1. 災害時のボランティアが忘れてはならないこと

阪神・淡路大震災で全国からたくさんのボランティアが被災地に駆けつけました。この活動をきっかけとして「ボランティア元年」という言葉まで生まれました。

そして、今年の1月に発生した日本海重油流出災害現場にも、多くのボランティアが集結し、油の回収作業に従事しました。

日本でもようやく、災害時のボランティア活動が定着しつつあるような感があります。特に、高校生や大学生などの若い力が、ボランティアの担い手として大きな役割を果たしています。

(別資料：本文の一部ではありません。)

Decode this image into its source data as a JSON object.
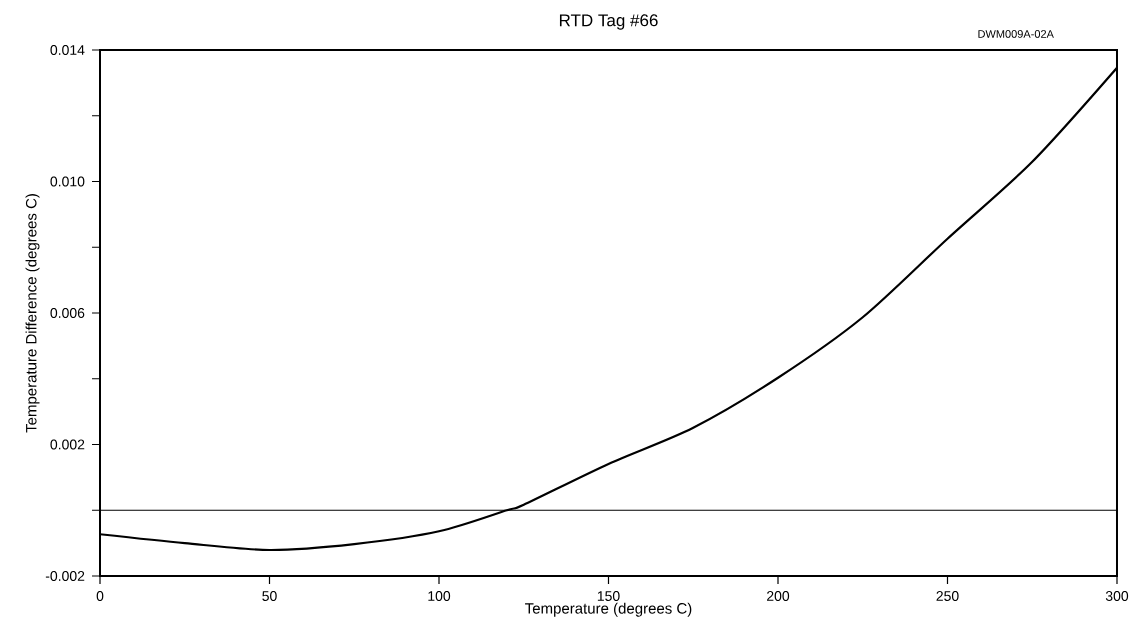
{
  "chart_data": {
    "type": "line",
    "title": "RTD Tag #66",
    "xlabel": "Temperature (degrees C)",
    "ylabel": "Temperature Difference (degrees C)",
    "annotations": [
      "DWM009A-02A"
    ],
    "x": [
      0,
      25,
      50,
      75,
      100,
      120,
      125,
      150,
      175,
      200,
      225,
      250,
      275,
      300
    ],
    "series": [
      {
        "color": "#000000",
        "values": [
          -0.00073,
          -0.001,
          -0.00121,
          -0.00103,
          -0.00064,
          0.0,
          0.00017,
          0.00141,
          0.00251,
          0.00403,
          0.00587,
          0.00826,
          0.0106,
          0.01346
        ]
      }
    ],
    "xlim": [
      0,
      300
    ],
    "xticks": [
      0,
      50,
      100,
      150,
      200,
      250,
      300
    ],
    "ylim": [
      -0.002,
      0.014
    ],
    "yticks": [
      -0.002,
      {
        "value": 0.0,
        "label": null
      },
      0.002,
      {
        "value": 0.004,
        "label": null
      },
      0.006,
      {
        "value": 0.008,
        "label": null
      },
      {
        "value": 0.01,
        "label": "0.010"
      },
      {
        "value": 0.012,
        "label": null
      },
      0.014
    ],
    "ref_lines": [
      {
        "axis": "y",
        "value": 0.0,
        "color": "#000000"
      }
    ],
    "grid": false,
    "marker": "none",
    "line_style": "solid"
  }
}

ところで、災害時のボランティア活動で最も重要なことは、一言で言うと「被災地に迷惑をかけないこと」、そして「被災者の自立再建を妨げないこと」です。ところが、日常的なボランティア活動がまだまだ活発でない日本では、ボランティアに不慣れな人達も多く、災害現場で少なからぬ問題を引き起こしてしまうことがあるのです。

阪神・淡路大震災でボランティアを志した人たちの多くは、テレビに映し出された被災地の惨状を見て、「自分達が何とかしなければ」という熱い思いにかりたてられ、交通網が途絶した中、重い荷物を背負って阪神を目指しました。

同じ頃、被災地の行政職員は、ズタズタに切り裂かれ傷ついた街の中で、まさに孤立無援、いつ果てるか見当もつかぬ、先の見えない災害対策に忙殺されていました。そんな時に、頼もしい若者達が駆けつけてくれたことは、どんなに強い心の支えになったことでしょう。

しかしその一方で、被災地にとって希望の灯であるはずのボランティアを受け入れるに当たっては、少なからぬ混乱と摩擦があちらこちらで起こりました。

神戸市のある区役所の職員が、当時の様子を次のように話しています。地震の翌日から、リュックを背負った若者が、続々と区役所に押し寄せてきました。まだあちこちで火の手が上がり、大勢の人が生き埋めになっていた頃のことです。「私、ボランティアに来ました。どこへ行ったら良いでしょう、何をしたら良いでしょう。」と、あの混乱のさ中に区役所の人に問いかけます。最初のうちはせっかく来てくれたのだからと答えていましたが、途切れることのないボランティアの問い合わせに全く仕事が手につかなくなり、とうとう「いま区役所がどんな状況か見たらわかるだろう、何をしたら良いかは被災地を見て自分達で考えてくれ。」と怒鳴りました。

結果的にはこのことが良かったようで、その後、ボランティアたちは「何をすべきかを自分で考える」ことを始めたのです。

「何かしてあげたい」という善意だけで混乱する被災地に駆けつけることが、場合によっては被災地の災害対策の邪魔になることもあるということを、ボランティア活動を志す人たちは忘れてはなりません。